Perizinan yang dikeluarkan oleh Bupati Pelalawan ini diduga kuat bertentangan dengan Peraturan Pemerintah (PP) Nomor 34 Tahun 2002 Tentang Tata Hutan Dan Penyusunan Rencana Pengelolaan Hutan, Pemanfaatan Hutan Dan Penggunaan Kawasan Hutan, Tanggal 8 Juni 2002, karena Gubernur dan Bupati/ Walikota tidak memilki kewenangan untuk mengeluarkan izin IUPHHK-HT/HTI.
Hal ini ditegaskan dalam PP 34/2002 Pasal 42 bahwa “Izin usaha pemanfaatan hasil hutan kayu pada hutan alam atau izin usaha pemanfaatan hasil hutan kayu pada hutan tanaman diberikan oleh Menteri berdasarkan rekomendasi Bupati atau Walikota dan Gubernur”.
Hingga kemudian pada tahun 2007, perizinan PT Bukit Raya Pelalawan diperbaharui berdasarkan Surat Keputusan Menteri Kehutanan (SK) Nomor 70/Menhut-II/2007. PT Bukit Raya Pelalawan berlokasi di Kabupaten Pelalawan, Kecamatan Kerumutan dan termasuk di wilayah administrasi Desa Lubuk Besar, Pangkalan Panduk.
Terdapat sekitar 5 desa di sekitar konsesi PT Bukit Raya Pelalawan, namun belum diketahui apakah masyarakat desa setempat menggunakan areal konsesi PT Bukit Raya Pelalawan sebagai areal pengembangan pertanian.
Di lapangan, tim menemukan:
1. Kebun sawit, diduga milik 6 orang pemodal, dengan total penguasaan areal seluas 662 hektar. Umur tanaman sawit diperkirakan telah mencapai usia 12 tahun.
2. Terdapat pula bibit sawit milik cukong berinisial U yang mengindikasikan ada area yang sedang dilakukan penanaman.
7. PT Sari Hijau Mutiara
PT Sari Hijau Mutiara (SHM) merupakan anak perusahaan grup APRIL/RGE yang bergerak di industri kayu pertukangan dan plywood. PT Sari Hijau Mutiara mengantongi Izin Usaha Pemanfaatan Hasil Hutan Kayu pada Hutan Tanaman Industri (IUPHHK-HTI) seluas 20.000 hektar pada tanggal 28 Oktober 2008 berdasarkan Surat Keputusan (SK) Menteri Kehutanan Nomor 378/MENHUT-II/2008.

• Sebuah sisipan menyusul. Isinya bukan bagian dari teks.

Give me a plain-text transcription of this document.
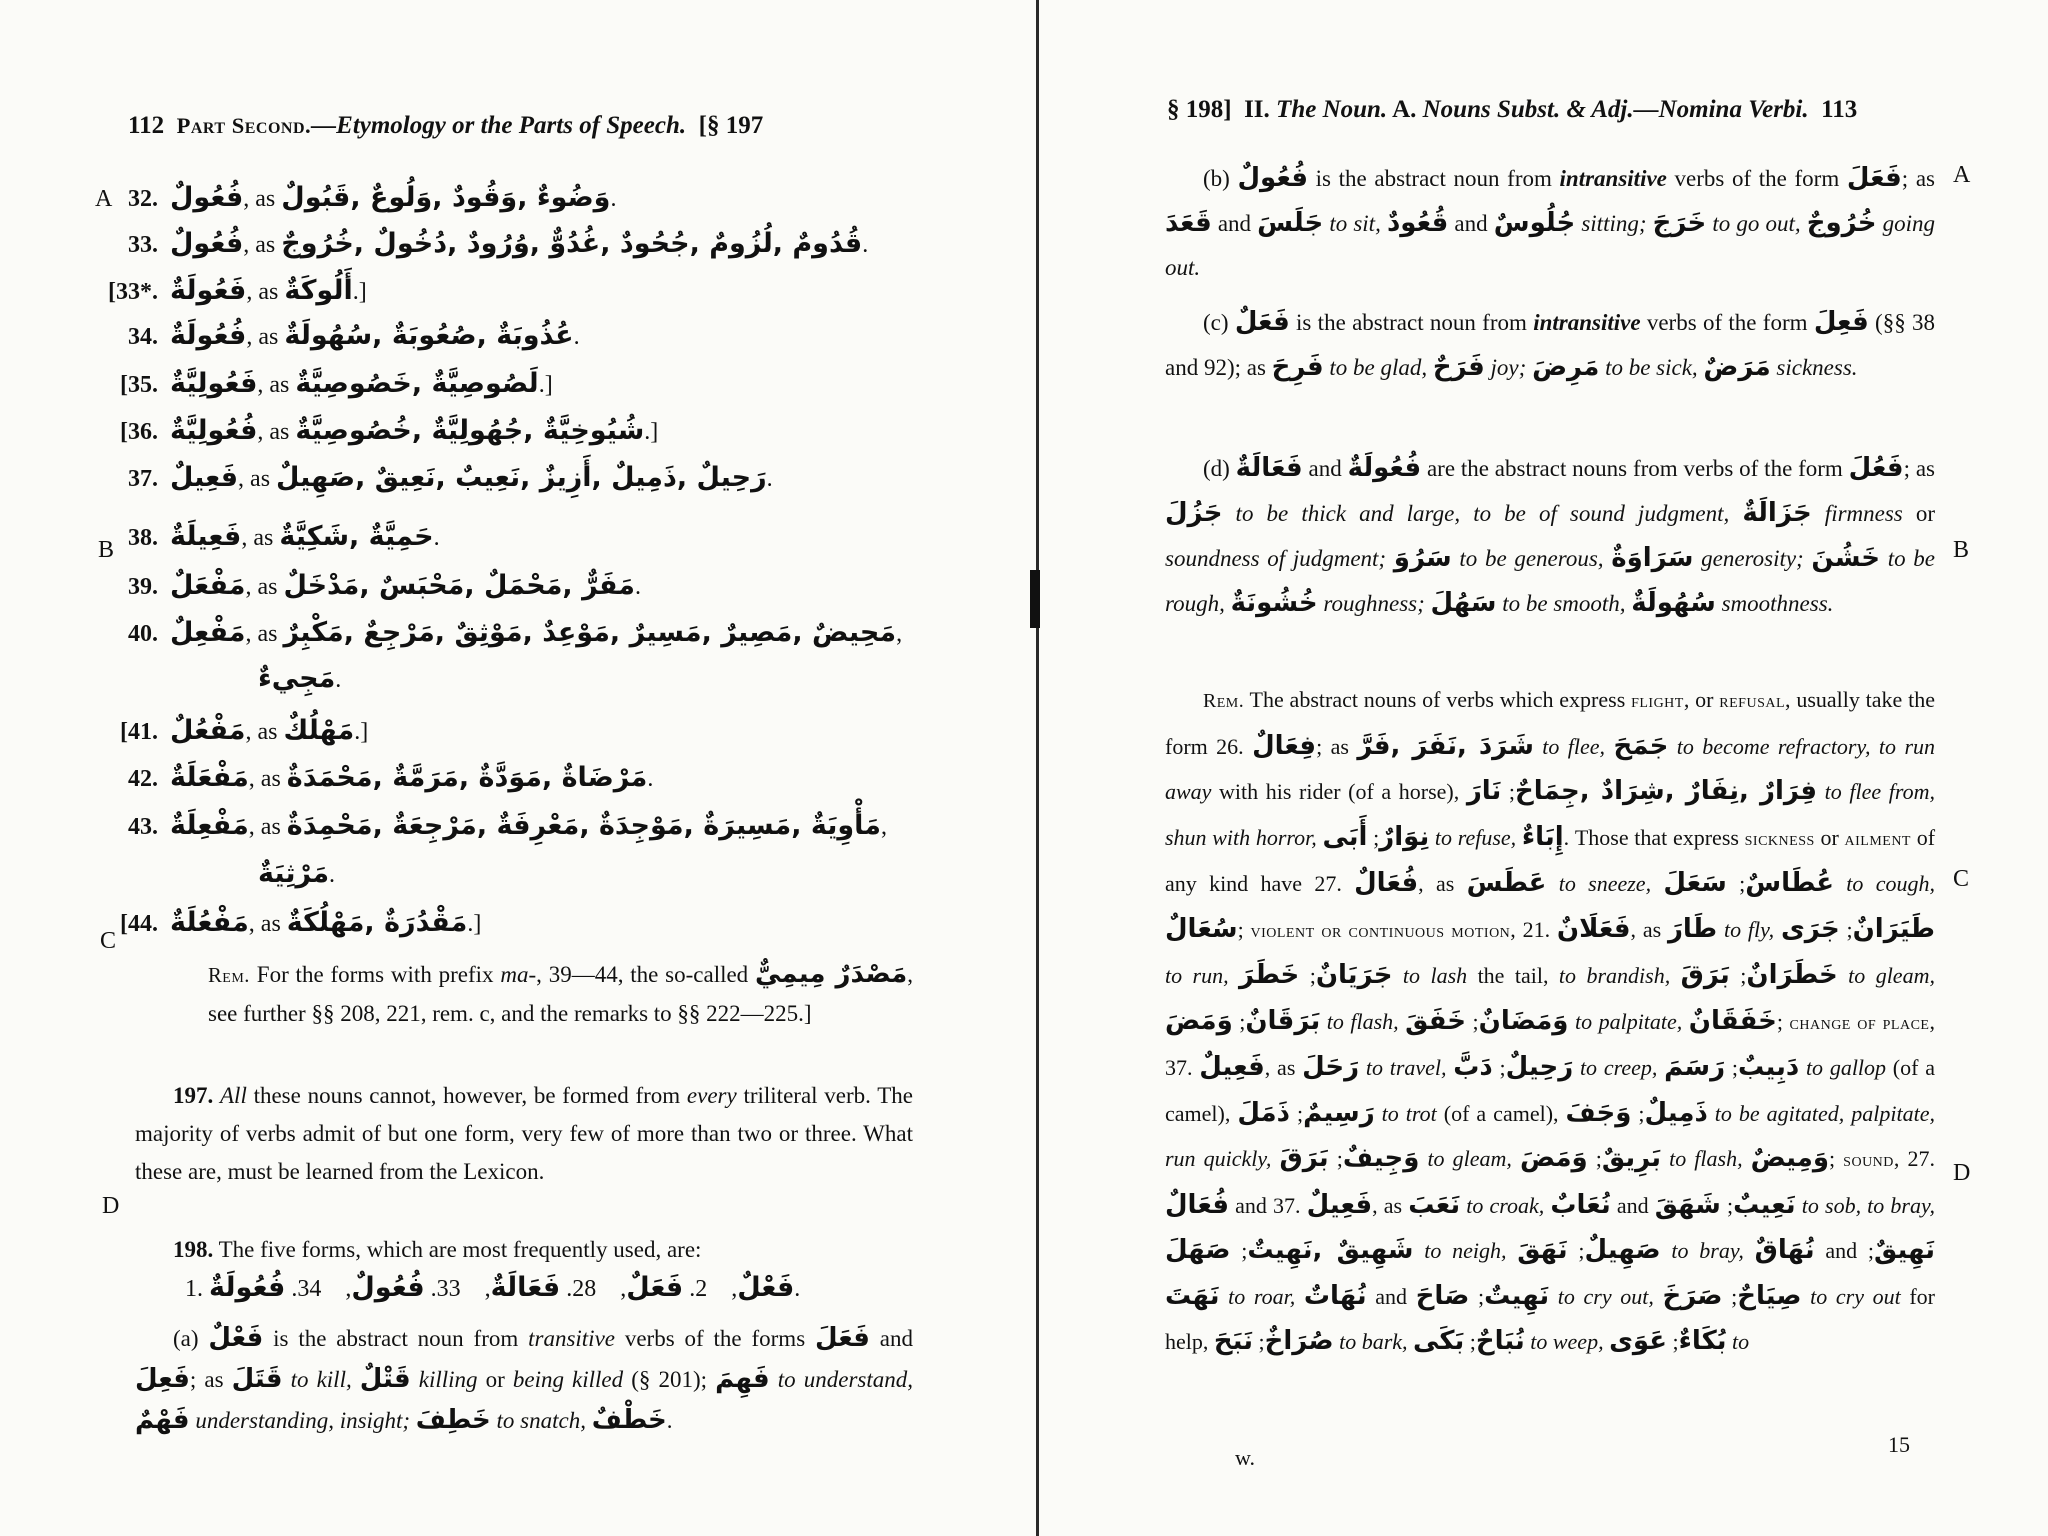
112 Part Second.—Etymology or the Parts of Speech. [§ 197
A
B
C
D
32. فُعُولٌ, as وَضُوءٌ ,وَقُودٌ ,وَلُوعٌ ,قَبُولٌ.
33. فُعُولٌ, as قُدُومٌ ,لُزُومٌ ,جُحُودٌ ,غُدُوٌّ ,وُرُودٌ ,دُخُولٌ ,خُرُوجٌ.
[33*. فَعُولَةٌ, as أَلُوكَةٌ.]
34. فُعُولَةٌ, as عُذُوبَةٌ ,صُعُوبَةٌ ,سُهُولَةٌ.
[35. فَعُولِيَّةٌ, as لَصُوصِيَّةٌ ,خَصُوصِيَّةٌ.]
[36. فُعُولِيَّةٌ, as شُيُوخِيَّةٌ ,جُهُولِيَّةٌ ,خُصُوصِيَّةٌ.]
37. فَعِيلٌ, as رَحِيلٌ ,ذَمِيلٌ ,أَزِيزٌ ,نَعِيبٌ ,نَعِيقٌ ,صَهِيلٌ.
38. فَعِيلَةٌ, as حَمِيَّةٌ ,شَكِيَّةٌ.
39. مَفْعَلٌ, as مَفَرٌّ ,مَحْمَلٌ ,مَحْبَسٌ ,مَدْخَلٌ.
40. مَفْعِلٌ, as مَحِيضٌ ,مَصِيرٌ ,مَسِيرٌ ,مَوْعِدٌ ,مَوْثِقٌ ,مَرْجِعٌ ,مَكْبِرٌ,
مَجِيءٌ.
[41. مَفْعُلٌ, as مَهْلُكٌ.]
42. مَفْعَلَةٌ, as مَرْضَاةٌ ,مَوَدَّةٌ ,مَرَمَّةٌ ,مَحْمَدَةٌ.
43. مَفْعِلَةٌ, as مَأْوِيَةٌ ,مَسِيرَةٌ ,مَوْجِدَةٌ ,مَعْرِفَةٌ ,مَرْجِعَةٌ ,مَحْمِدَةٌ,
مَرْثِيَةٌ.
[44. مَفْعُلَةٌ, as مَقْدُرَةٌ ,مَهْلُكَةٌ.]
Rem. For the forms with prefix ma-, 39—44, the so-called مَصْدَرٌ مِيمِيٌّ, see further §§ 208, 221, rem. c, and the remarks to §§ 222—225.]
197. All these nouns cannot, however, be formed from every triliteral verb. The majority of verbs admit of but one form, very few of more than two or three. What these are, must be learned from the Lexicon.
198. The five forms, which are most frequently used, are:
1.	فَعْلٌ,    2. فَعَلٌ,    28. فَعَالَةٌ,    33. فُعُولٌ,    34. فُعُولَةٌ	.
(a) فَعْلٌ is the abstract noun from transitive verbs of the forms فَعَلَ and فَعِلَ; as قَتَلَ to kill, قَتْلٌ killing or being killed (§ 201); فَهِمَ to understand, فَهْمٌ understanding, insight; خَطِفَ to snatch, خَطْفٌ.
§ 198] II. The Noun. A. Nouns Subst. & Adj.—Nomina Verbi. 113
A
B
C
D
(b) فُعُولٌ is the abstract noun from intransitive verbs of the form فَعَلَ; as قَعَدَ and جَلَسَ to sit, قُعُودٌ and جُلُوسٌ sitting; خَرَجَ to go out, خُرُوجٌ going out.
(c) فَعَلٌ is the abstract noun from intransitive verbs of the form فَعِلَ (§§ 38 and 92); as فَرِحَ to be glad, فَرَحٌ joy; مَرِضَ to be sick, مَرَضٌ sickness.
(d) فَعَالَةٌ and فُعُولَةٌ are the abstract nouns from verbs of the form فَعُلَ; as جَزُلَ to be thick and large, to be of sound judgment, جَزَالَةٌ firmness or soundness of judgment; سَرُوَ to be generous, سَرَاوَةٌ generosity; خَشُنَ to be rough, خُشُونَةٌ roughness; سَهُلَ to be smooth, سُهُولَةٌ smoothness.
Rem. The abstract nouns of verbs which express flight, or refusal, usually take the form 26. فِعَالٌ; as شَرَدَ ,نَفَرَ ,فَرَّ to flee, جَمَحَ to become refractory, to run away with his rider (of a horse), فِرَارٌ ,نِفَارٌ ,شِرَادٌ ,جِمَاحٌ; نَارَ	to flee from, shun with horror, نِوَارٌ; أَبَى	to refuse, إِبَاءٌ. Those that express sickness or ailment of any kind have 27. فُعَالٌ, as عَطَسَ to sneeze,	عُطَاسٌ; سَعَلَ	to cough, سُعَالٌ; violent or continuous motion, 21. فَعَلَانٌ, as طَارَ to fly,	طَيَرَانٌ; جَرَى to run,	جَرَيَانٌ; خَطَرَ	to lash the tail, to brandish,	خَطَرَانٌ; بَرَقَ	to gleam, بَرَقَانٌ; وَمَضَ	to flash,	وَمَضَانٌ; خَفَقَ	to palpitate, خَفَقَانٌ; change of place, 37. فَعِيلٌ, as رَحَلَ to travel, رَحِيلٌ; دَبَّ	to creep,	دَبِيبٌ; رَسَمَ	to gallop (of a camel),	رَسِيمٌ; ذَمَلَ	to trot (of a camel),	ذَمِيلٌ; وَجَفَ	to be agitated, palpitate, run quickly, وَجِيفٌ; بَرَقَ	to gleam,	بَرِيقٌ; وَمَضَ	to flash, وَمِيضٌ; sound, 27. فُعَالٌ and 37. فَعِيلٌ, as نَعَبَ to croak, نُعَابٌ and	نَعِيبٌ; شَهَقَ	to sob, to bray, شَهِيقٌ ,نَهِيتٌ; صَهَلَ	to neigh,	صَهِيلٌ; نَهَقَ	to bray, نُهَاقٌ and نَهِيقٌ; نَهَتَ to roar, نُهَاتٌ and	نَهِيتٌ; صَاحَ	to cry out,	صِيَاحٌ; صَرَخَ	to cry out for help, صُرَاخٌ; نَبَحَ	to bark, نُبَاحٌ; بَكَى	to weep,	بُكَاءٌ; عَوَى	to
w.
15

Sebelum mendapat izin HTI, perusahaan ini mendapatkan rekomendasi pembangunan HTI dari Gubernur Riau pada tahun 2000 dan izin prinsip Menhut pada 1998. Secara administratif, PT Sari Hijau Mutiara terletak di Desa Kemuning, Kecamatan Keritang, Kabupaten Indragiri Hilir.
Penerbitan IUPHHK-HTI PT Sari Hijau Mutiara tersebut nyatanya mengundang protes dari masyarakat di beberapa desa di Kecamatan Kemuning dan Kecamatan Keritang, Kabupaten Indragiri Hilir. Pasalnya, areal lahan seluas ±20.000 hektar yang diberikan Menteri kepada perusahaan tersebut terletak di atas lahan perkebunan milik masyarakat, pemukiman masyarakat dan fasilitas publik.

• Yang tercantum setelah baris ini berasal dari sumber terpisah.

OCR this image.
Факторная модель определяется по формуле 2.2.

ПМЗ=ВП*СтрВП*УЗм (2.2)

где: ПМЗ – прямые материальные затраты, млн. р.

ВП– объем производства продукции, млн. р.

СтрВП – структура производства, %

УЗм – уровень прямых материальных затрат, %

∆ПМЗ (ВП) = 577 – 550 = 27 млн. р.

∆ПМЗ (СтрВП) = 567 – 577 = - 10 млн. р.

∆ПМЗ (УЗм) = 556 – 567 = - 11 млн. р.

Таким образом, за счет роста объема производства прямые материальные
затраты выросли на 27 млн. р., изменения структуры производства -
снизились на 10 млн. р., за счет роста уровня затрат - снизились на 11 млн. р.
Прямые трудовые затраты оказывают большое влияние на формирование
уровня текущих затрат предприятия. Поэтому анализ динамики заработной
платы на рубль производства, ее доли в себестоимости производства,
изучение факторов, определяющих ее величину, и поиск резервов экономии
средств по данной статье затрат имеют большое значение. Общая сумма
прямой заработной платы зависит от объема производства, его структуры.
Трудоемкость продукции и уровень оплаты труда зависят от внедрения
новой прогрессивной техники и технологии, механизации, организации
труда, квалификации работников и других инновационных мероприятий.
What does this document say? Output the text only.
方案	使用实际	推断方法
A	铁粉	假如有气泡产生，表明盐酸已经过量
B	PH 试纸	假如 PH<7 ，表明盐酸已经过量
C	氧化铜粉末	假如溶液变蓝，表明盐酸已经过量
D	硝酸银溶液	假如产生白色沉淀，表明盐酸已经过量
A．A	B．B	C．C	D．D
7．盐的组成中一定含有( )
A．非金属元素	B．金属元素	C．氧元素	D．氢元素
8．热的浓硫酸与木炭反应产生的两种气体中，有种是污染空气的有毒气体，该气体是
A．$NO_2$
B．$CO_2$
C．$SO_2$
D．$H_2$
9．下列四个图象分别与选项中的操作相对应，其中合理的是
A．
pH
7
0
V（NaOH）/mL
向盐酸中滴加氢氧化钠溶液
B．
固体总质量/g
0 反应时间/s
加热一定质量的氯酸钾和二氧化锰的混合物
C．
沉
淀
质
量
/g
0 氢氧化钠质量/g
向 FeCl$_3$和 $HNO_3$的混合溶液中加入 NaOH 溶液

Masyarakat mengelola lahan tersebut sebagai sumber mata pencaharian mereka, dengan menanam Kelapa Sawit, Duku, Duren, dan Karet. Selebihnya dipergunakan untuk pemukiman dan fasilitas publik.

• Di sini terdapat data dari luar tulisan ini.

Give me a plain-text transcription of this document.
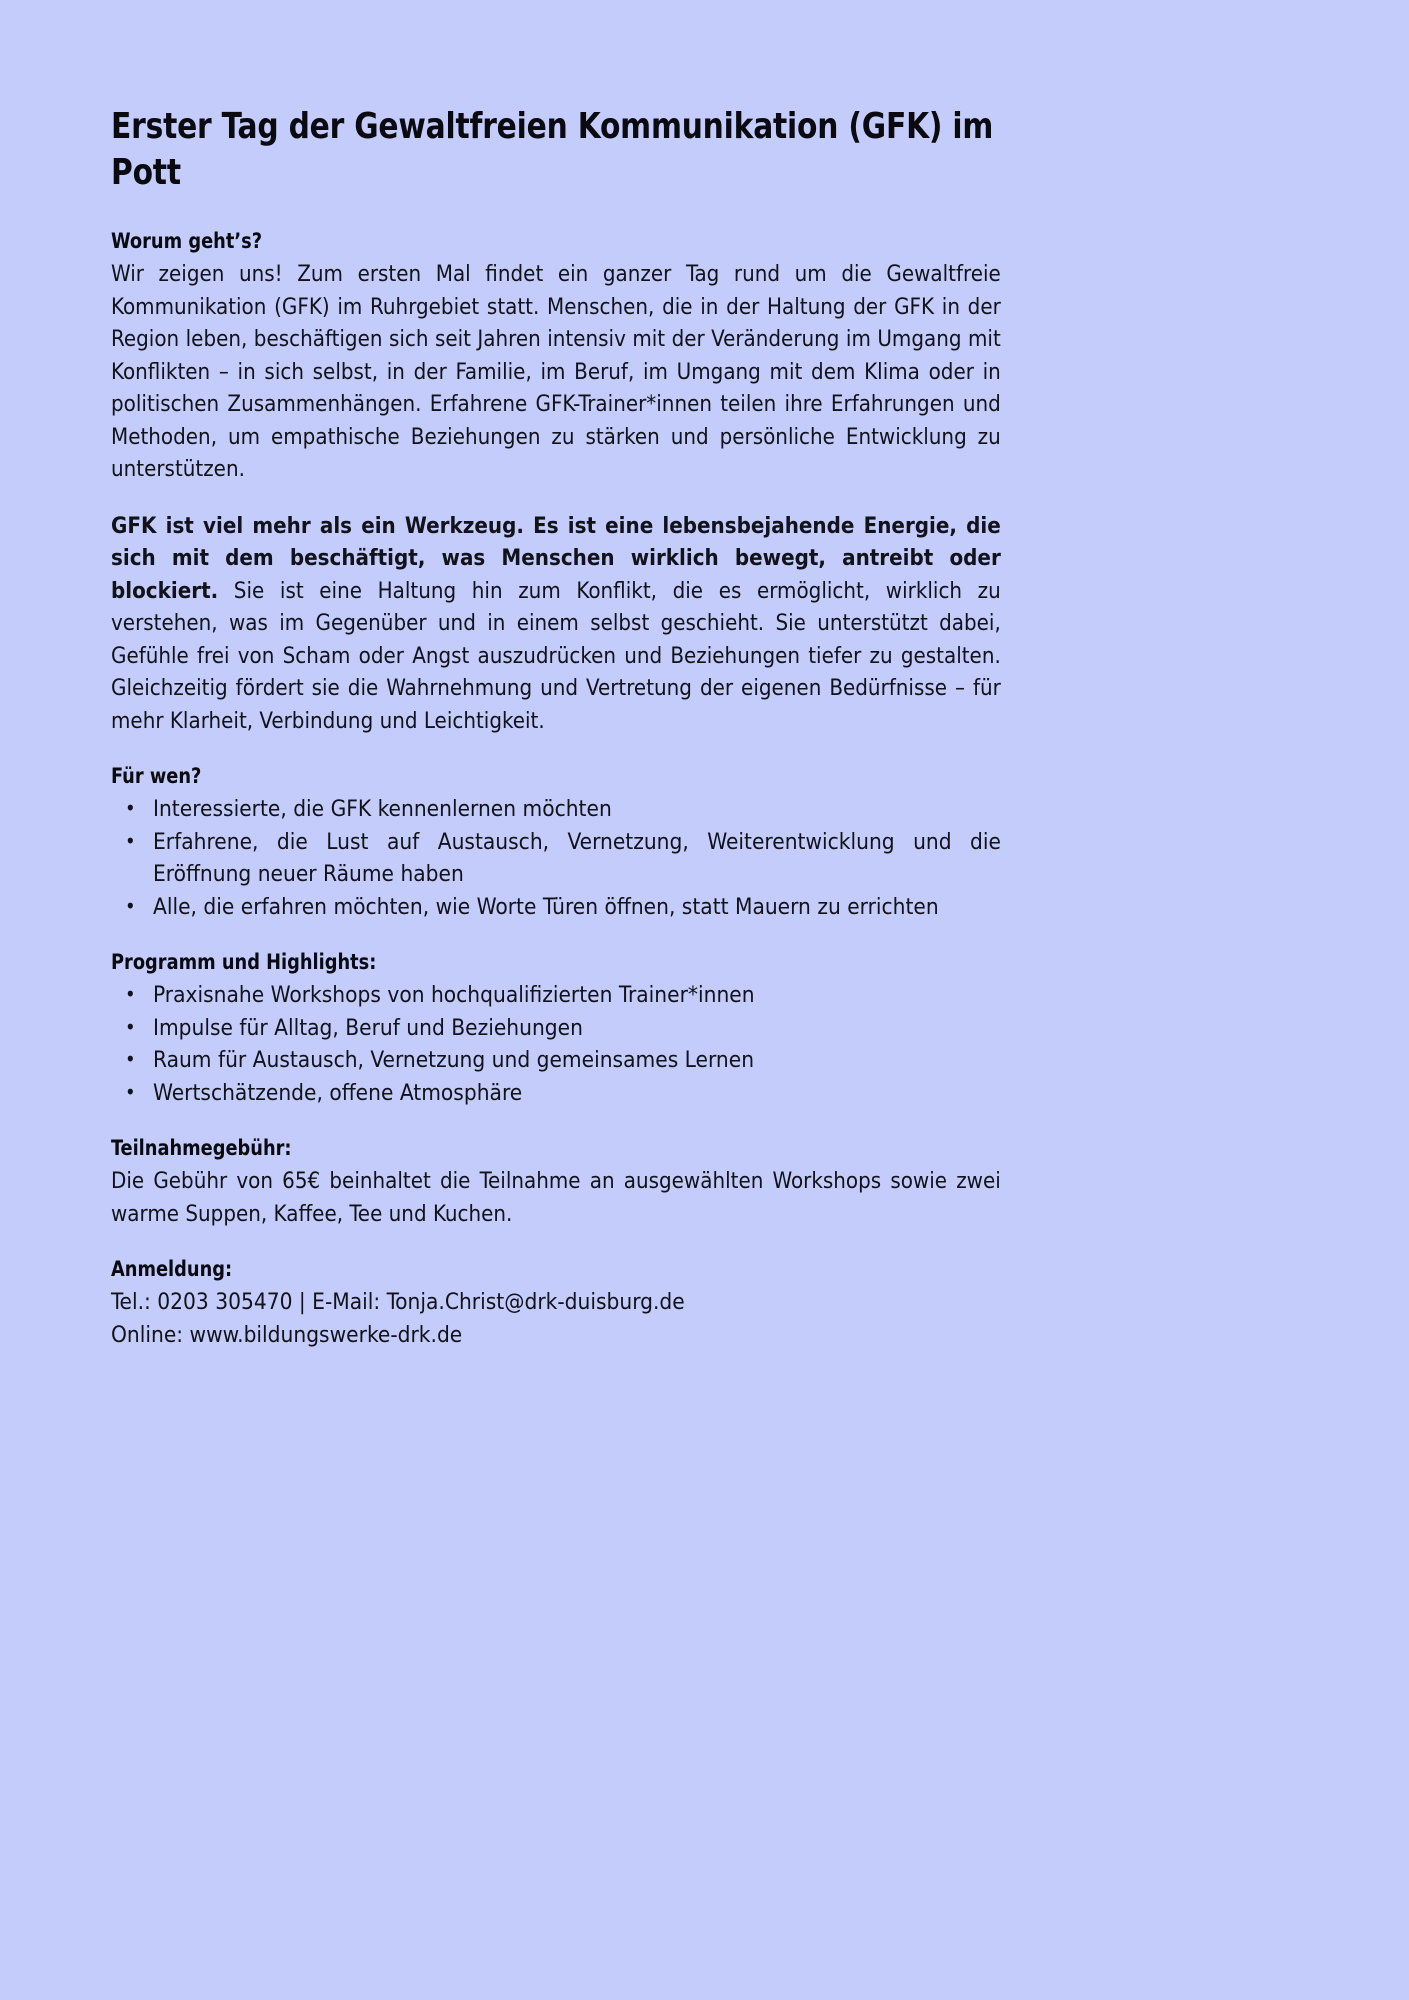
Erster Tag der Gewaltfreien Kommunikation (GFK) im Pott
Worum geht’s?

Wir zeigen uns! Zum ersten Mal findet ein ganzer Tag rund um die Gewaltfreie Kommunikation (GFK) im Ruhrgebiet statt. Menschen, die in der Haltung der GFK in der Region leben, beschäftigen sich seit Jahren intensiv mit der Veränderung im Umgang mit Konflikten – in sich selbst, in der Familie, im Beruf, im Umgang mit dem Klima oder in politischen Zusammenhängen. Erfahrene GFK-Trainer*innen teilen ihre Erfahrungen und Methoden, um empathische Beziehungen zu stärken und persönliche Entwicklung zu unterstützen.

GFK ist viel mehr als ein Werkzeug. Es ist eine lebensbejahende Energie, die sich mit dem beschäftigt, was Menschen wirklich bewegt, antreibt oder blockiert. Sie ist eine Haltung hin zum Konflikt, die es ermöglicht, wirklich zu verstehen, was im Gegenüber und in einem selbst geschieht. Sie unterstützt dabei, Gefühle frei von Scham oder Angst auszudrücken und Beziehungen tiefer zu gestalten. Gleichzeitig fördert sie die Wahrnehmung und Vertretung der eigenen Bedürfnisse – für mehr Klarheit, Verbindung und Leichtigkeit.

Für wen?
• Interessierte, die GFK kennenlernen möchten
• Erfahrene, die Lust auf Austausch, Vernetzung, Weiterentwicklung und die Eröffnung neuer Räume haben
• Alle, die erfahren möchten, wie Worte Türen öffnen, statt Mauern zu errichten
Programm und Highlights:
• Praxisnahe Workshops von hochqualifizierten Trainer*innen
• Impulse für Alltag, Beruf und Beziehungen
• Raum für Austausch, Vernetzung und gemeinsames Lernen
• Wertschätzende, offene Atmosphäre
Teilnahmegebühr:

Die Gebühr von 65€ beinhaltet die Teilnahme an ausgewählten Workshops sowie zwei warme Suppen, Kaffee, Tee und Kuchen.

Anmeldung:

Tel.: 0203 305470 | E-Mail: Tonja.Christ@drk-duisburg.de

Online: www.bildungswerke-drk.de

Proses penyelesaian konflik antara masyarakat dan perusahaan ini memakan waktu yang cukup lama, hingga pada tahun 2018, DPRD Indragiri Hilir kemudian melaporkan konflik ini kepada Kementerian Lingkungan Hidup dan Kehutanan dan meminta Menteri untuk mencabut izin PT Sari Hijau Mutiara.
Di lapangan, tim menemukan:
1. Pemukiman masyarakat Desa Air Balui, Desa TukJimun, Desa Kemuning Muda, Desa Lubuk Besar dan Talang Jangkang, Kayu Raja.
2. Kebun sawit seluas 2.795 hektar yang diduga merupakan milik 17 orang pemodal, yang mana 6 diantaranya memiliki lahan di atas 100 hektar. Usia sawit diperkirakan 1-12 tahun.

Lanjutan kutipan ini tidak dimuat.